The Story of the Kelly Gang
Ned Kelly was the subject for the world’s first feature film made in Australia in 1906. Originally there were no intertitles; narration was performed by an onstage lecturer who also provided sound effects including gunfire and hoofbeats. It cost £1000 to make, but that money and more was recovered within its first week of screening. The outlaws were shown as gallant heroes, with no apology for their antisocial behaviour. It ran to full houses for five weeks before moving to other Melbourne theatres. It also screened in Sydney and Adelaide, and journeyed across Queensland. The movie was shown in New Zealand and England, where it toured as ‘the longest film ever made’.

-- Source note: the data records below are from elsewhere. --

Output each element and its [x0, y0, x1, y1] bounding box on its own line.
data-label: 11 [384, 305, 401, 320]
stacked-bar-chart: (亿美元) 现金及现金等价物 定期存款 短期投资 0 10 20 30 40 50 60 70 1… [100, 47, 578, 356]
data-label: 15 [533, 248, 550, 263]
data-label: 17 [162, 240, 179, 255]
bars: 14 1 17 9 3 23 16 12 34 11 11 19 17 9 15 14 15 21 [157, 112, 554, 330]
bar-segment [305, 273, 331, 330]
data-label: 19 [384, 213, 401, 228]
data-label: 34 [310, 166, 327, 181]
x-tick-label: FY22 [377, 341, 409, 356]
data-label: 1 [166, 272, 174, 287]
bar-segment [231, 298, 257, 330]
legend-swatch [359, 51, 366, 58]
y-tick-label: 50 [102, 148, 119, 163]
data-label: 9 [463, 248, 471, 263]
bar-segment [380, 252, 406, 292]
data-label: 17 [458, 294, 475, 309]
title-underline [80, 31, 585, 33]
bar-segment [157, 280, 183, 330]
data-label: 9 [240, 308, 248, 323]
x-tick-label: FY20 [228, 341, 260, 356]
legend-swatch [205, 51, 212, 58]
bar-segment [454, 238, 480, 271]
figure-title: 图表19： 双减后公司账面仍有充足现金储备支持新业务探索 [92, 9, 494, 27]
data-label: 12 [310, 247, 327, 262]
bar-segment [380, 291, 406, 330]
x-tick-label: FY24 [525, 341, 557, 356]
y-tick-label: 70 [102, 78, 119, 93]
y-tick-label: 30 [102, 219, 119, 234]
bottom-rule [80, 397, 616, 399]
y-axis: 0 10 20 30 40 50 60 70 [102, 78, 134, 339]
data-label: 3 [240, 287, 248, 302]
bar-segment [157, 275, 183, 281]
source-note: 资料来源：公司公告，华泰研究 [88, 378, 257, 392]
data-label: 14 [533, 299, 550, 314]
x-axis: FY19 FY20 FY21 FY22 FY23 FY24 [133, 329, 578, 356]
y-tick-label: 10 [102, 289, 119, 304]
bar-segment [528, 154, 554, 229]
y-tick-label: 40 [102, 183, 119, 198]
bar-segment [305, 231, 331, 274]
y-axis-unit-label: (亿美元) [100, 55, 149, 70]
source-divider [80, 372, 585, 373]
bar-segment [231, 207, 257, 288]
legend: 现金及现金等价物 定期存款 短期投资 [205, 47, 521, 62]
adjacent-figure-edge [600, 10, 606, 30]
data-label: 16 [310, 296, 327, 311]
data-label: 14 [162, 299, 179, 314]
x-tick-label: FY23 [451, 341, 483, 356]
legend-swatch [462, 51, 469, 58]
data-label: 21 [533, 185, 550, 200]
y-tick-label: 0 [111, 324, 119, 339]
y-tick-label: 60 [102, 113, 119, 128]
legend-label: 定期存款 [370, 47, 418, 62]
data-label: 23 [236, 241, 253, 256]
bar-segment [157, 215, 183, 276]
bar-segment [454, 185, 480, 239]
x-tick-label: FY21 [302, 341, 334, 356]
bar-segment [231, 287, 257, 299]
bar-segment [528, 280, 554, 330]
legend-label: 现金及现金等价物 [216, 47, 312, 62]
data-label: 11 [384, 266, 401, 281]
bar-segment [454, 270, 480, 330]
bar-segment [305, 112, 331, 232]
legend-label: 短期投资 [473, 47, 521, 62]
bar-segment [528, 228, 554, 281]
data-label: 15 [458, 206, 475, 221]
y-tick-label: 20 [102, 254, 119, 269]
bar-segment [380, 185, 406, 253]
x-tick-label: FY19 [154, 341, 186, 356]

Producer: John Tait, Nevin Tait, Millard Johnson, William Gibson
Director: Charles Tait
Length: 60 minutes
The Story of the Kelly Gang has been added to a United Nations heritage register, joining a list of fewer than 200 items on UNESCO’s Memory of the World register, including the family archives of Swedish philanthropist Alfred Nobel and the official trial records of Nelson Mandela.
To the Australian youth Ned Kelly and his associates are more real heroes than the whole catalogue of mythical champions from Hector and Achilles to Robin Hood, whilst the same youth may not be unjustly suspected of entertaining a sneaking prejudice against the police and other minions of the powers that be. These points have not been overlooked in the preparation of a biograph version of the Kelly gang; the outlaws are the heroes, the police cut a rather poor figure.